As you can see, price controls have a deadly effect in the short run (the 201,700 life years).
But as I stated in the interview, the far greater cost – in terms of needless deaths – would become apparent in the long run as new drugs no longer come to market.
By the way, it’s not just me, or folks on the right, who recognize that there will be adverse consequences from price controls.
Writing for left-leaning Vox, Sarah Kliff acknowledges that there are trade-offs.
The United States is exceptional in that it does not regulate or negotiate the prices of new prescription drugs when they come onto market. …And the problems that causes are easy to see, from the high copays at the drugstore to the people who can’t afford lifesaving medications. What’s harder to see is that if we did lower drug prices, we would be making a trade-off. Lowering drug profits would make pharmaceuticals a less desirable industry for investors. And less investment in drugs would mean less research toward new and innovative cures. …In other words: Right now, the United States is subsidizing the rest of the world’s drug research by paying out really high prices. If we stopped doing that, it would likely mean fewer dollars spent on pharmaceutical research — and less progress developing new drugs for Americans and everybody else.
Here’s a chart from her article, which I’ve modified (in red) to underscore how other nations are free-riding because American consumers are picking up the tab for research and development.
By the way, I have no idea where the red lines actually belong. I’m just trying to emphasize that consumers who pay the market price (or closer to the market price) are the ones why underwrite the cost of discovering new drugs and treatments.
And Ms. Kliff definitely agrees this trade-off exists.

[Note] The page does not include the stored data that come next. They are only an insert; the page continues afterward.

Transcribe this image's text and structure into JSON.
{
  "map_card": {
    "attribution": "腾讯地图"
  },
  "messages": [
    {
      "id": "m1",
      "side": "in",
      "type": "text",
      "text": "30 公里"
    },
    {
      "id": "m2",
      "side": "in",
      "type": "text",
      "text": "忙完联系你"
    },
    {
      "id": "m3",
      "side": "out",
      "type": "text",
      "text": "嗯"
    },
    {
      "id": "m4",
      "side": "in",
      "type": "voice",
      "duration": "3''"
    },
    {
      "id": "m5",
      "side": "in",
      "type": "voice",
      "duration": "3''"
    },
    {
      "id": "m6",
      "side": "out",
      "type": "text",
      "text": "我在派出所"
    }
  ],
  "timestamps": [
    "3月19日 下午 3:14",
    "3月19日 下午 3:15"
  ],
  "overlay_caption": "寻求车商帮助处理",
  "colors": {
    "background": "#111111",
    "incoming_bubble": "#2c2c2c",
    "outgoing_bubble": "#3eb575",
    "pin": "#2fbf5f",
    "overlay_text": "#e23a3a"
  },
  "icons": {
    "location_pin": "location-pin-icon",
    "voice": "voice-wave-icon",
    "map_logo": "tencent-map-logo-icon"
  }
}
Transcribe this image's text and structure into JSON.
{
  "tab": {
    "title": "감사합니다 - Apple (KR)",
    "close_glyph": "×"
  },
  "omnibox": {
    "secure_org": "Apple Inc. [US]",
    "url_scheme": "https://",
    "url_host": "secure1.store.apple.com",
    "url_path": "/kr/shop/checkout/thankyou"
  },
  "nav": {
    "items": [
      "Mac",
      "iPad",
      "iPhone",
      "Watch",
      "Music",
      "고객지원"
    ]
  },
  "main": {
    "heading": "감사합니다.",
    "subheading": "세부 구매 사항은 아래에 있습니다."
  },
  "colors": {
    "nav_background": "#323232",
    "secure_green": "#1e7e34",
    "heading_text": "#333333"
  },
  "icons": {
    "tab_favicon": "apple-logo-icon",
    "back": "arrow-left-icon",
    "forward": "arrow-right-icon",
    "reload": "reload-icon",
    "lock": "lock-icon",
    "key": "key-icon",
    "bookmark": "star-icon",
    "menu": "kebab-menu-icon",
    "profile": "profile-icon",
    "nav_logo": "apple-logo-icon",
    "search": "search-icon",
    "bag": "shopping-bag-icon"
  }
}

Every policy decision comes with trade-offs… If the United States began to price regulate drugs, medications would become cheaper. That would mean Americans have more access to drugs but could also expect a decline in research and development of new drugs. We might have fewer biotech firms starting up, or companies deciding it’s worth bringing a new drug to market. …Are we, as a country, comfortable paying higher prices for drugs to get more innovation? Or would we trade some of that innovation to make our drugs more accessible to those of all income levels?
For what it’s worth, I don’t actually think there’s much of a trade-off. I choose markets, both for the moral reason and because I want to maximize long-run health benefits for the American people.
P.S. Because pharmaceutical companies got in bed with the Obama White House to support Obamacare, some people may be tempted to say Pelosi’s legislation is what they deserve. While I fully agree that it’s despicable for big companies to get in bed with big government, please remember that the main victims of Pelosi’s legislation will be sick people who need new treatments.